I retired from a very successful career in the movie business and R&D. Jobs that are fairly impossible to do this remote, this removed from a big city.

I do some professional writing from time to time, the pay is nice, the mental stimulation is nicer. I need to keep the garden of my mind fertile. Pest control, dishes and mowing are all fine and necessary functions, but not stimulating.

Change
I moved from city life to country life.

And of course I changed countries, customs, cuisines and cultures.
I don’t think I will ever go native. Wearing salmon capris, smoking a vape, drinking wine while dining on duck… Not me.
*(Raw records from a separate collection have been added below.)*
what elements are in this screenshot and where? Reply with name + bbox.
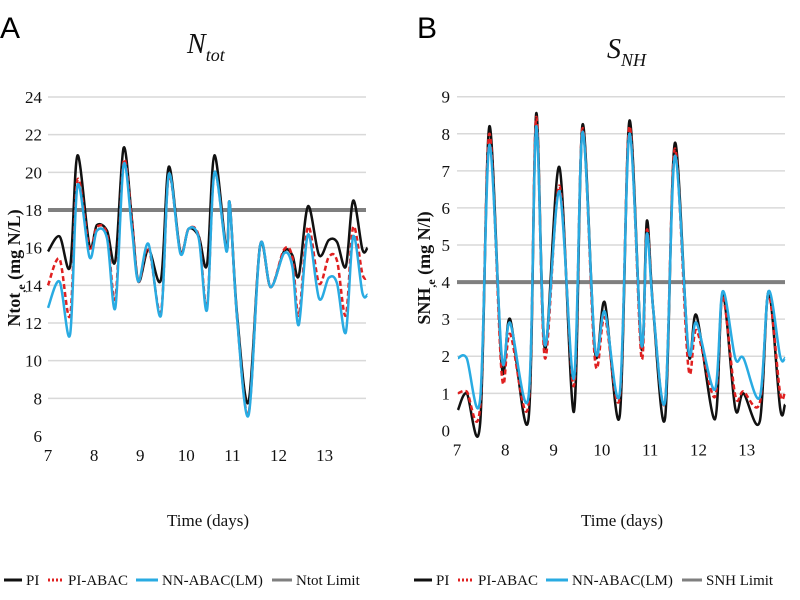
x-axis-label-a: Time (days) xyxy=(167,511,249,530)
legend-label-pi-abac: PI-ABAC xyxy=(478,573,538,589)
y-tick-label: 7 xyxy=(442,162,451,181)
panel-letter-a: A xyxy=(0,12,20,45)
panel-letter-b: B xyxy=(417,12,437,45)
legend-label-nn-abac: NN-ABAC(LM) xyxy=(162,573,263,589)
series-line-nn-abac-lm xyxy=(457,125,787,410)
y-tick-label: 8 xyxy=(34,389,43,408)
y-tick-label: 5 xyxy=(442,236,451,255)
y-tick-label: 10 xyxy=(25,352,42,371)
legend-b: PI PI-ABAC NN-ABAC(LM) SNH Limit xyxy=(414,573,774,589)
y-tick-label: 20 xyxy=(25,163,42,182)
x-tick-label: 13 xyxy=(738,440,755,459)
x-tick-label: 8 xyxy=(90,446,99,465)
x-tick-label: 11 xyxy=(642,440,658,459)
y-tick-label: 4 xyxy=(442,273,451,292)
y-tick-label: 2 xyxy=(442,347,451,366)
series-line-nn-abac-lm xyxy=(46,161,369,418)
legend-label-nn-abac: NN-ABAC(LM) xyxy=(572,573,673,589)
y-tick-label: 8 xyxy=(442,125,451,144)
y-tick-label: 3 xyxy=(442,310,451,329)
y-tick-label: 22 xyxy=(25,126,42,145)
x-tick-label: 11 xyxy=(224,446,240,465)
x-tick-label: 9 xyxy=(136,446,145,465)
y-tick-label: 0 xyxy=(442,421,451,440)
y-tick-label: 18 xyxy=(25,201,42,220)
legend-label-limit: Ntot Limit xyxy=(296,573,361,589)
chart-title-a: Ntot xyxy=(186,29,226,65)
legend-label-limit: SNH Limit xyxy=(706,573,774,589)
y-tick-label: 6 xyxy=(34,427,43,446)
y-tick-label: 1 xyxy=(442,384,451,403)
chart-title-b: SNH xyxy=(607,34,647,70)
y-axis-label-b: SNH,e (mg N/l) xyxy=(414,211,438,324)
y-tick-label: 24 xyxy=(25,88,43,107)
x-tick-label: 10 xyxy=(593,440,610,459)
y-tick-label: 16 xyxy=(25,239,42,258)
y-tick-label: 12 xyxy=(25,314,42,333)
x-tick-label: 7 xyxy=(453,440,462,459)
plot-area-a: 6 8 10 12 14 16 18 20 22 24 7 8 9 10 11 12 13 xyxy=(25,88,369,465)
x-tick-label: 10 xyxy=(178,446,195,465)
y-tick-label: 9 xyxy=(442,88,451,107)
series-line-pi xyxy=(46,146,369,405)
y-tick-label: 6 xyxy=(442,199,451,218)
y-axis-label-a: Ntot,e (mg N/L) xyxy=(4,209,28,326)
x-tick-label: 12 xyxy=(270,446,287,465)
x-tick-label: 13 xyxy=(316,446,333,465)
legend-label-pi: PI xyxy=(26,573,39,589)
y-tick-label: 14 xyxy=(25,276,43,295)
x-tick-label: 7 xyxy=(44,446,53,465)
x-tick-label: 9 xyxy=(549,440,558,459)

I do wonder how much I will be assimilated into France. I spend a lot of time around the British here. That is a big enough culture shock. I grew up on British television so I am not a total alien.

Someone makes a Dalek reference, and I shout out “exterminate!” like I somehow grew up in Newcastle but in reality even the Brits feel foreign to me. I don’t have a lot of contact with the French on a day to day basis, but a lot of our friends are mixed French/American or French/Dutch.

The problem with this floaty feeling is that the more I think about it the more I feel it.

Another weird aspect of all this is having my two adult daughters here. The youngest came with and has an apartment in town, the other ended up here as a huge career move that presented itself. She is in Paris, with hubby and bebe.

We planned the move here while not 100% certain our youngest would follow, and my eldest ending up in Paris was beyond imagination. This move was for my wife and I, for us.

Having my kids here is awesome, but it is also a bizarro anchor to my old life, and part of the floaty feeling equation.

Being honest
I was an adrenaline junkie at work. Taking on impossible challenges with insane budgets in remotes location was so cool. The risk of moving here was in a weird way, appealing. Conquering the unknown. A great adventure.

Definitely something to tickle that risk/reward itch.

I am ready to relax now. Ready to get the language going, my one last hurtle beyond citizenship. Ready to settle in.

Busy
Despite being retired, I do feel very busy. When we’re not off to a friends, or entertaining friends, I am at one club or another, teaching photography at photo club, making things at the maker club, or doing stuff at home like fixing, mowing, making or writing.

This post
Funnily I look at this post and there is nothing my my usual snark and lunacy. I realized this is more of a diary entry, a reflection.

My “normal” posts stem from an internal pressure, something inside waiting to gush out.

This post is different, I think I needed this one to, I don’t know, maybe fill the void that all the other “post gushing” left behind.

Today is a mix of calm still and green morning, blustery cloudy, misty mid-day, and very stormy afternoon and evening.

I drank a lot of decaf, sitting at my desk, and looking at all that weather outside.

Here

If you are planning the jump, maybe some of this will tickle your brain and prepare you without robbing you of the adventure.

If you are here now, reading and drinking your own hot beverage on this chilly, maybe you are smiling and relating.






Comments

One response to “Sitting, reflecting, writing”

  1. RICHARD SALATA Avatar
    RICHARD SALATA

    My beverage is espresso (expresso, as the French call it), but I can relate to almost everything. Our one daughter unexpectedly uprooted herself from a path towards a Phd in NYC to join us here in France, and enrolled at the Sorbonne. We see her every other weekend. I would feel a lot more comfortable in my own house here, but we’re working on it.